WFP is aiming to reach almost 8 million people with food assistance over the next 6 months.  The expanded operation will provide special nutritionally enhanced products to approximately 1 million malnourished children under 2 years of age, while their families will receive standard food rations.

The expanded programme seeks to address the results of two surveys  showing that the number of people facing hunger in Niger had dramatically increased beyond earlier assessment :  the annual Nutrition and Child Survival survey released on 24 June - which highlight a serious deterioration in the nutritional status of children under five -  and the government ‘Household Food Security’ published in May.

The Nutrition and Child Survival survey found that the Global Acute Malnutrition* (GAM) rate among under-fives in Niger is 16.7 percent, compared to a rate of 12.3 percent in 2009.  This means it has gone well beyond the 15 percent threshold considered an emergency by the World Health Organization.

In areas badly affected by the drought, ( Diffa, Maradi, Zinder and Tahoua), one in five children in the under 5 age group is malnourished.  The average infant mortality rate is still less than 2 per 10,000 (the critical threshold) in most areas, but it has exceeded the 2 per 10,000 in the Tahoua region.
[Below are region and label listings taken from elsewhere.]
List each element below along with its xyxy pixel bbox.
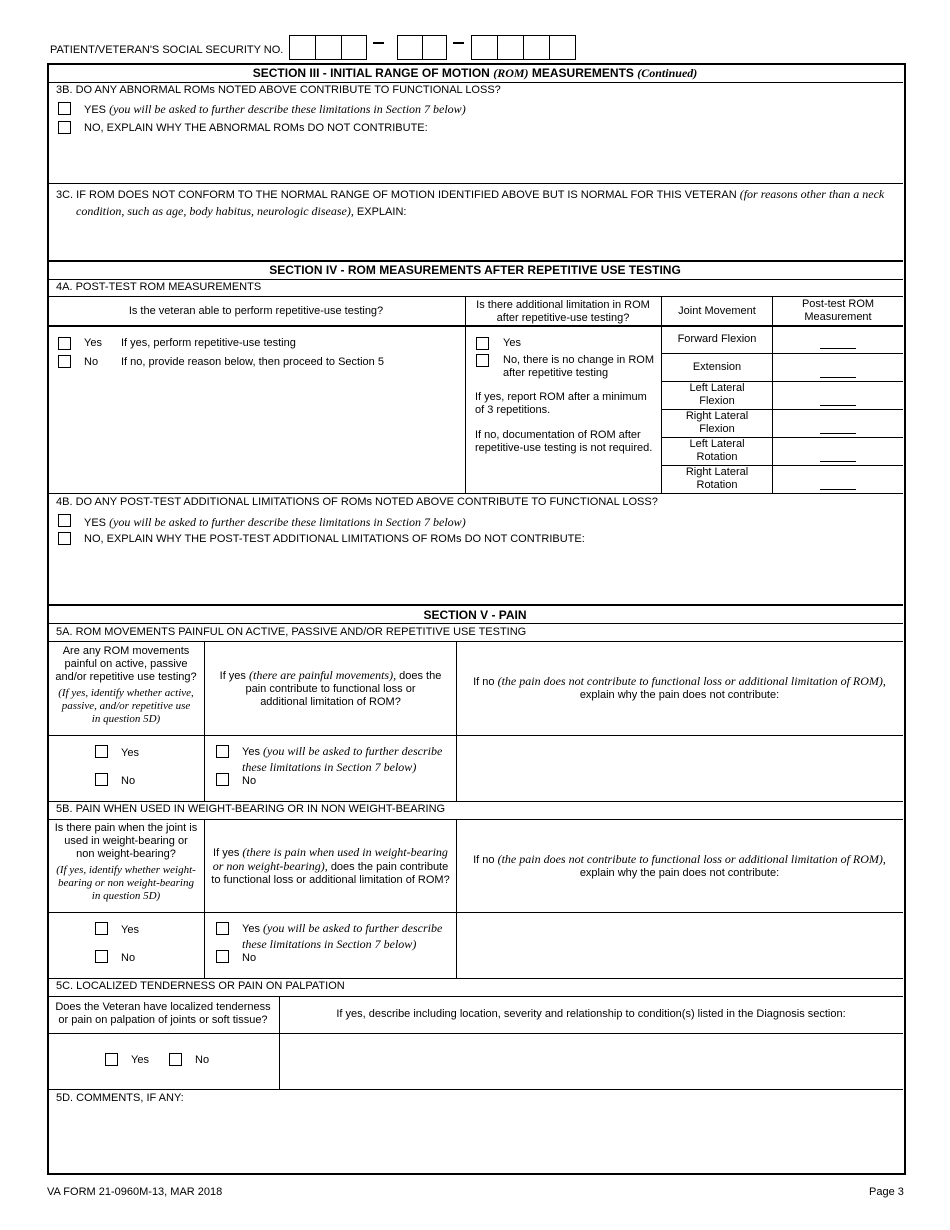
divider: [48, 735, 903, 736]
q5c-yes-checkbox[interactable]: [105, 1053, 118, 1066]
form-number: VA FORM 21-0960M-13, MAR 2018: [47, 1186, 223, 1198]
divider: [48, 325, 903, 327]
q4a-limit-yes-label: Yes: [503, 337, 521, 349]
divider: [48, 1089, 903, 1090]
q5b-contribute-yes-label: Yes (you will be asked to further describe these limitations in Section 7 below): [242, 921, 443, 951]
divider: [279, 996, 280, 1089]
q4b-yes-checkbox[interactable]: [58, 514, 71, 527]
q4a-col4-header: Post-test ROM Measurement: [801, 298, 875, 323]
left-lateral-flexion-measurement[interactable]: [820, 405, 856, 406]
divider: [661, 353, 903, 354]
q5a-explain-field[interactable]: [458, 737, 900, 799]
q5a-col1-header: Are any ROM movements painful on active, passive and/or repetitive use testing? (If yes, identify whether active, passive, and/or repetitive use in question 5D): [55, 645, 197, 725]
q3b-no-label: NO, EXPLAIN WHY THE ABNORMAL ROMs DO NOT CONTRIBUTE:: [84, 122, 428, 134]
divider: [204, 641, 205, 801]
question-3c: 3C. IF ROM DOES NOT CONFORM TO THE NORMAL RANGE OF MOTION IDENTIFIED ABOVE BUT IS NORMAL FOR THIS VETERAN (for reasons other than a neck condition, such as age, body habitus, neurologic disease), EXPLAIN:: [56, 187, 885, 218]
q5b-col3-header: If no (the pain does not contribute to functional loss or additional limitation of ROM), explain why the pain does not contribute:: [473, 852, 886, 879]
q4a-able-yes-checkbox[interactable]: [58, 337, 71, 350]
ssn-digit-box[interactable]: [397, 35, 423, 60]
question-5d: 5D. COMMENTS, IF ANY:: [56, 1092, 184, 1104]
divider: [48, 819, 903, 820]
q5c-col2-header: If yes, describe including location, severity and relationship to condition(s) listed in the Diagnosis section:: [336, 1008, 846, 1020]
movement-forward-flexion: Forward Flexion: [677, 333, 757, 345]
q5b-contribute-no-label: No: [242, 952, 257, 964]
right-lateral-rotation-measurement[interactable]: [820, 489, 856, 490]
q4a-col3-header: Joint Movement: [678, 305, 756, 317]
movement-right-lateral-flexion: Right Lateral Flexion: [685, 410, 749, 435]
divider: [48, 623, 903, 624]
q5a-col2-header: If yes (there are painful movements), does the pain contribute to functional loss or additional limitation of ROM?: [219, 668, 442, 708]
movement-left-lateral-flexion: Left Lateral Flexion: [689, 382, 745, 407]
divider: [48, 912, 903, 913]
q5a-painful-yes-label: Yes: [121, 747, 139, 759]
movement-left-lateral-rotation: Left Lateral Rotation: [689, 438, 745, 463]
question-3b: 3B. DO ANY ABNORMAL ROMs NOTED ABOVE CONTRIBUTE TO FUNCTIONAL LOSS?: [56, 84, 501, 96]
divider: [204, 819, 205, 978]
q3b-no-checkbox[interactable]: [58, 121, 71, 134]
divider: [48, 183, 903, 184]
q4a-able-no-note: If no, provide reason below, then proceed to Section 5: [121, 356, 384, 368]
question-5a: 5A. ROM MOVEMENTS PAINFUL ON ACTIVE, PASSIVE AND/OR REPETITIVE USE TESTING: [56, 626, 527, 638]
question-5c: 5C. LOCALIZED TENDERNESS OR PAIN ON PALPATION: [56, 980, 345, 992]
divider: [48, 296, 903, 297]
left-lateral-rotation-measurement[interactable]: [820, 461, 856, 462]
q5b-pain-yes-checkbox[interactable]: [95, 922, 108, 935]
q5c-yes-label: Yes: [131, 1054, 149, 1066]
q5c-no-label: No: [195, 1054, 210, 1066]
section-5-title: SECTION V - PAIN: [423, 608, 527, 622]
q4a-able-yes-label: Yes: [84, 337, 102, 349]
divider: [456, 819, 457, 978]
question-5b: 5B. PAIN WHEN USED IN WEIGHT-BEARING OR IN NON WEIGHT-BEARING: [56, 803, 446, 815]
ssn-digit-box[interactable]: [471, 35, 498, 60]
ssn-digit-box[interactable]: [497, 35, 524, 60]
q5a-contribute-yes-label: Yes (you will be asked to further describe these limitations in Section 7 below): [242, 744, 443, 774]
extension-measurement[interactable]: [820, 377, 856, 378]
q5b-contribute-yes-checkbox[interactable]: [216, 922, 229, 935]
question-4b: 4B. DO ANY POST-TEST ADDITIONAL LIMITATIONS OF ROMs NOTED ABOVE CONTRIBUTE TO FUNCTIONAL LOSS?: [56, 496, 658, 508]
question-4a: 4A. POST-TEST ROM MEASUREMENTS: [56, 281, 262, 293]
q4b-no-label: NO, EXPLAIN WHY THE POST-TEST ADDITIONAL LIMITATIONS OF ROMs DO NOT CONTRIBUTE:: [84, 533, 585, 545]
divider: [456, 641, 457, 801]
q3b-explain-field[interactable]: [50, 138, 900, 182]
q5b-contribute-no-checkbox[interactable]: [216, 950, 229, 963]
divider: [48, 978, 903, 979]
divider: [48, 82, 903, 83]
q4a-able-no-checkbox[interactable]: [58, 355, 71, 368]
divider: [48, 260, 903, 262]
divider: [48, 1033, 903, 1034]
q5a-col3-header: If no (the pain does not contribute to functional loss or additional limitation of ROM), explain why the pain does not contribute:: [473, 674, 886, 701]
divider: [48, 279, 903, 280]
q5a-contribute-yes-checkbox[interactable]: [216, 745, 229, 758]
q5a-contribute-no-label: No: [242, 775, 257, 787]
q3b-yes-label: YES (you will be asked to further describe these limitations in Section 7 below): [84, 102, 466, 116]
ssn-label: PATIENT/VETERAN'S SOCIAL SECURITY NO.: [50, 44, 284, 56]
q5d-comments-field[interactable]: [50, 1108, 900, 1168]
q4a-able-no-label: No: [84, 356, 99, 368]
right-lateral-flexion-measurement[interactable]: [820, 433, 856, 434]
q3c-explain-field[interactable]: [50, 220, 900, 258]
divider: [48, 604, 903, 606]
page-number: Page 3: [869, 1186, 904, 1198]
q4a-able-yes-note: If yes, perform repetitive-use testing: [121, 337, 296, 349]
q4a-limit-no-label: No, there is no change in ROM after repetitive testing: [503, 354, 655, 379]
q5b-col1-header: Is there pain when the joint is used in weight-bearing or non weight-bearing? (If yes, identify whether weight- bearing or non weight-bearing in question 5D): [54, 822, 198, 902]
ssn-dash: [373, 42, 384, 44]
q4b-yes-label: YES (you will be asked to further describe these limitations in Section 7 below): [84, 515, 466, 529]
q4a-col2-header: Is there additional limitation in ROM after repetitive-use testing?: [476, 299, 650, 324]
q5b-pain-no-label: No: [121, 952, 136, 964]
ssn-digit-box[interactable]: [549, 35, 576, 60]
ssn-digit-box[interactable]: [289, 35, 316, 60]
section-3-title: SECTION III - INITIAL RANGE OF MOTION (ROM) MEASUREMENTS (Continued): [252, 66, 698, 80]
divider: [48, 996, 903, 997]
ssn-digit-box[interactable]: [315, 35, 342, 60]
q4a-limit-no-checkbox[interactable]: [476, 354, 489, 367]
q5a-painful-yes-checkbox[interactable]: [95, 745, 108, 758]
q5b-pain-yes-label: Yes: [121, 924, 139, 936]
q5b-col2-header: If yes (there is pain when used in weight-bearing or non weight-bearing), does the pain contribute to functional loss or additional limitation of ROM?: [211, 845, 450, 886]
movement-extension: Extension: [692, 361, 742, 373]
ssn-digit-box[interactable]: [341, 35, 367, 60]
q4a-limit-note-yes: If yes, report ROM after a minimum of 3 repetitions.: [475, 391, 647, 416]
ssn-dash: [453, 42, 464, 44]
q5a-painful-no-label: No: [121, 775, 136, 787]
forward-flexion-measurement[interactable]: [820, 348, 856, 349]
q5b-pain-no-checkbox[interactable]: [95, 950, 108, 963]
q5c-no-checkbox[interactable]: [169, 1053, 182, 1066]
divider: [48, 641, 903, 642]
ssn-digit-box[interactable]: [523, 35, 550, 60]
q4b-explain-field[interactable]: [50, 550, 900, 602]
q4a-col1-header: Is the veteran able to perform repetitive-use testing?: [128, 305, 384, 317]
q4a-limit-note-no: If no, documentation of ROM after repetitive-use testing is not required.: [475, 429, 653, 454]
q4b-no-checkbox[interactable]: [58, 532, 71, 545]
q5c-describe-field[interactable]: [281, 1035, 900, 1087]
ssn-digit-box[interactable]: [422, 35, 447, 60]
q5b-explain-field[interactable]: [458, 914, 900, 976]
section-4-title: SECTION IV - ROM MEASUREMENTS AFTER REPETITIVE USE TESTING: [269, 263, 681, 277]
q5a-contribute-no-checkbox[interactable]: [216, 773, 229, 786]
q5a-painful-no-checkbox[interactable]: [95, 773, 108, 786]
q5c-col1-header: Does the Veteran have localized tenderness or pain on palpation of joints or soft tissue?: [55, 1001, 271, 1026]
q4a-limit-yes-checkbox[interactable]: [476, 337, 489, 350]
divider: [48, 493, 903, 494]
movement-right-lateral-rotation: Right Lateral Rotation: [685, 466, 749, 491]
divider: [465, 296, 466, 493]
q3b-yes-checkbox[interactable]: [58, 102, 71, 115]
divider: [772, 296, 773, 493]
divider: [48, 801, 903, 802]
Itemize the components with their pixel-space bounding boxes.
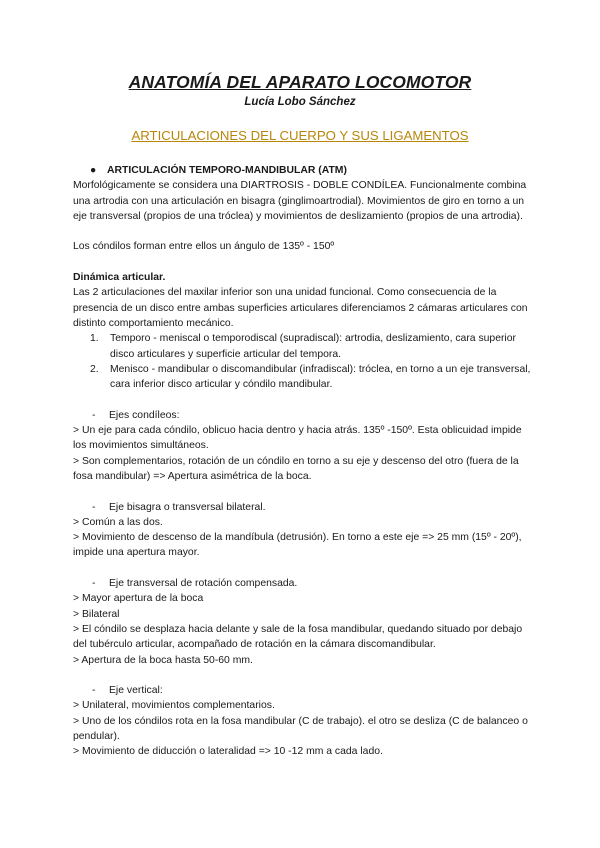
list-item-number: 1. — [90, 333, 99, 345]
atm-heading-text: ARTICULACIÓN TEMPORO-MANDIBULAR (ATM) — [107, 165, 347, 176]
dash-marker: - — [92, 409, 96, 421]
eje-rotacion-title — [73, 576, 531, 591]
eje-line: > Un eje para cada cóndilo, oblicuo hacia dentro y hacia atrás. 135º -150º. Esta oblicuidad impide los movimientos simultáneos. — [73, 425, 522, 452]
eje-vertical-title — [73, 683, 531, 698]
eje-line: > Bilateral — [73, 608, 120, 620]
eje-line: > Movimiento de descenso de la mandíbula (detrusión). En torno a este eje => 25 mm (15º - 20º), impide una apertura mayor. — [73, 532, 522, 559]
eje-line: > Mayor apertura de la boca — [73, 593, 204, 605]
eje-line: > Uno de los cóndilos rota en la fosa mandibular (C de trabajo). el otro se desliza (C de balanceo o pendular). — [73, 715, 528, 742]
eje-line: > Unilateral, movimientos complementarios. — [73, 700, 275, 712]
document-title: ANATOMÍA DEL APARATO LOCOMOTOR — [128, 72, 472, 92]
list-item — [73, 362, 531, 393]
eje-title-text: Eje transversal de rotación compensada. — [109, 578, 298, 590]
eje-line: > Apertura de la boca hasta 50-60 mm. — [73, 654, 253, 666]
dash-marker: - — [92, 685, 96, 697]
atm-intro: Morfológicamente se considera una DIARTROSIS - DOBLE CONDÍLEA. Funcionalmente combina una artrodia con una articulación en bisagra (ginglimoartrodial). Movimientos de giro en torno a un eje transversal (propios de una tróclea) y movimientos de deslizamiento (propios de una artrodia). — [73, 180, 527, 222]
atm-angle: Los cóndilos forman entre ellos un ángulo de 135º - 150º — [73, 241, 335, 253]
document-author: Lucía Lobo Sánchez — [244, 96, 356, 108]
eje-condileos-title — [73, 408, 531, 423]
eje-title-text: Eje vertical: — [109, 685, 163, 697]
eje-title-text: Ejes condíleos: — [109, 409, 180, 421]
dinamica-intro: Las 2 articulaciones del maxilar inferior son una unidad funcional. Como consecuencia de la presencia de un disco entre ambas superficies articulares diferenciamos 2 cámaras articulares con distinto comportamiento mecánico. — [73, 287, 528, 329]
eje-line: > El cóndilo se desplaza hacia delante y sale de la fosa mandibular, quedando situado por debajo del tubérculo articular, acompañado de rotación en la cámara discomandibular. — [73, 623, 523, 651]
document-body — [73, 163, 531, 760]
eje-bisagra-title — [73, 500, 531, 515]
list-item-text: Temporo - meniscal o temporodiscal (supradiscal): artrodia, deslizamiento, cara superior disco articulares y superficie articular del tempora. — [110, 333, 516, 360]
dash-marker: - — [92, 578, 96, 590]
section-title: ARTICULACIONES DEL CUERPO Y SUS LIGAMENTOS — [131, 128, 469, 143]
eje-line: > Son complementarios, rotación de un cóndilo en torno a su eje y descenso del otro (fuera de la fosa mandibular) => Apertura asimétrica de la boca. — [73, 455, 519, 482]
list-item — [73, 331, 531, 362]
dash-marker: - — [92, 501, 96, 513]
list-item-text: Menisco - mandibular o discomandibular (infradiscal): tróclea, en torno a un eje transversal, cara inferior disco articular y cóndilo mandibular. — [110, 363, 531, 391]
eje-line: > Común a las dos. — [73, 516, 163, 528]
list-item-number: 2. — [90, 363, 99, 375]
atm-heading — [73, 163, 531, 178]
bullet-icon: ● — [90, 165, 97, 176]
eje-line: > Movimiento de diducción o lateralidad => 10 -12 mm a cada lado. — [73, 746, 383, 758]
dinamica-heading: Dinámica articular. — [73, 272, 166, 284]
eje-title-text: Eje bisagra o transversal bilateral. — [109, 501, 266, 513]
The risk of high infant mortality rates is real.
WFP’s Emergency Operation aims to reduce high malnutrition rates among vulnerable groups. It will provide blanket supplementary feeding to almost 1 million children under the age of two.

Households with children under two will receive both specialist supplementary feeding products to boost nutrition and a general ration of staple foods.  The idea is to make sure the children receive the nutritional products designed for them and to avoid the nutritional benefit being diluted by being divided among family members.

A government-led food security survey in May confirmed nearly half of the population to be food insecure -- 3.3 million people highly food insecure and 3.8 million moderately food insecure.

In 2005, Niger suffered from a severe food security crisis aggravated by drought and locust invasions. The crisis resulted in a dramatic reduction in household food consumption, sales of livestock and other assets, higher than normal emigration as well as rising levels of acute malnutrition and admissions to health centres. This time it could be worse, the UN agency said and appealed for more help for the affected people.